To me it is odd how bass fishermen spend thousands of dollars on bass fishing equipment yet do not want to invest $80-120 for a hotel so they can get a good night's sleep. There are motels where you can sleep for $40-60 a night in some places and campgrounds often charge less than $40 a night. Another option is to look for free campgrounds in the area you are fishing in.

Sleeping in the back of your truck on a raised platform with a nice memory foam mattress gives you an excellent night sleep.  I did it when I had a truck with an 8' bed and a cap and that is what I am looking to get back to.  I would never even take a tent when I had that truck.  With that setup, saving a night's stay at a hotel is a smart move and is money that can be spent on other things.  I always have to stay at a hotel or campground after a day of fishing to charge batteries and take a shower but for the first night on the way to the lake, catching a night's sleep in your vehicle instead of waking up at 2 AM and driving tired is a wise move.  

 

Fish a river and get on the water about 10 am. Most of my fishing is on a small river and I usually see the best small mouth action mid day.

  • Author
35 minutes ago, MGF said:

Fish a river and get on the water about 10 am. Most of my fishing is on a small river and I usually see the best small mouth action mid day.

 

The Tippecanoe?  My uncle has a cottage on the river.  Caught my first bass there.  

 

I will say that it depends on the time of year as to whether I want to get there at daylight.  During the spring or fall, rolling to the lake at 8 AM is fine with me.  Last weekend it made a big difference.  Our best fish came the first 45 minutes after daybreak both Saturday and Sunday.  

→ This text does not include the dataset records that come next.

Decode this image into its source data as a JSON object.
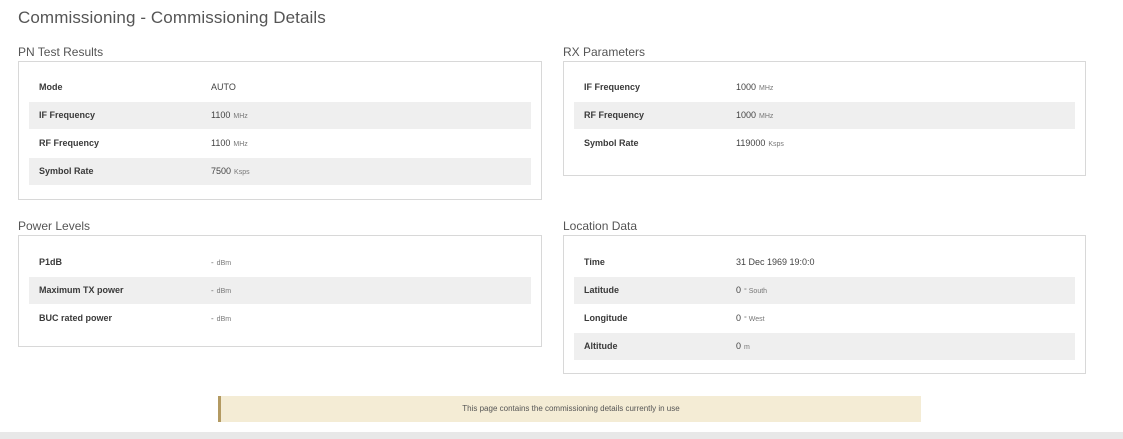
{
  "page_title": "Commissioning - Commissioning Details",
  "pn_test": {
    "title": "PN Test Results",
    "rows": [
      {
        "label": "Mode",
        "value": "AUTO",
        "unit": ""
      },
      {
        "label": "IF Frequency",
        "value": "1100",
        "unit": "MHz"
      },
      {
        "label": "RF Frequency",
        "value": "1100",
        "unit": "MHz"
      },
      {
        "label": "Symbol Rate",
        "value": "7500",
        "unit": "Ksps"
      }
    ]
  },
  "rx_params": {
    "title": "RX Parameters",
    "rows": [
      {
        "label": "IF Frequency",
        "value": "1000",
        "unit": "MHz"
      },
      {
        "label": "RF Frequency",
        "value": "1000",
        "unit": "MHz"
      },
      {
        "label": "Symbol Rate",
        "value": "119000",
        "unit": "Ksps"
      }
    ]
  },
  "power_levels": {
    "title": "Power Levels",
    "rows": [
      {
        "label": "P1dB",
        "value": "-",
        "unit": "dBm"
      },
      {
        "label": "Maximum TX power",
        "value": "-",
        "unit": "dBm"
      },
      {
        "label": "BUC rated power",
        "value": "-",
        "unit": "dBm"
      }
    ]
  },
  "location": {
    "title": "Location Data",
    "rows": [
      {
        "label": "Time",
        "value": "31 Dec 1969 19:0:0",
        "unit": ""
      },
      {
        "label": "Latitude",
        "value": "0",
        "unit": "° South"
      },
      {
        "label": "Longitude",
        "value": "0",
        "unit": "° West"
      },
      {
        "label": "Altitude",
        "value": "0",
        "unit": "m"
      }
    ]
  },
  "notice": "This page contains the commissioning details currently in use"
}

1 minute ago, Junk Fisherman said:

 

The Tippecanoe?  My uncle has a cottage on the river.  Caught my first bass there.  

 

I will say that it depends on the time of year as to whether I want to get there at daylight.  During the spring or fall, rolling to the lake at 8 AM is fine with me.  Last weekend it made a big difference.  Our best fish came the first 45 minutes after daybreak both Saturday and Sunday.  

I think it's called the Mederchuck River. LOL. I have 4 ramps within about 5 minutes of my house and 6 or 8 within about 20 minutes. I have a lot of lakes near by but my wife and I really like the river...and my wife is NOT a morning person. Even in the hottest part of summer we still get some good fishing right in the middle of the day. We do have slow days especially early in the spring but on a good day we generally catch fish all day. Tactics might change through the day but often not.

13 minutes ago, Junk Fisherman said:

 

The Tippecanoe?  My uncle has a cottage on the river.  Caught my first bass there.  

 

I will say that it depends on the time of year as to whether I want to get there at daylight.  During the spring or fall, rolling to the lake at 8 AM is fine with me.  Last weekend it made a big difference.  Our best fish came the first 45 minutes after daybreak both Saturday and Sunday.  

I'm originally from the Chicago area and I used to fish a lot of the DuPage county forest preserve lakes as well as the  Fox river and the Fox Chain.

 

One of my favorite places on earth, that I need to go back to some day, is the backwaters of Mississippi River pool 13 by Savannah, Il.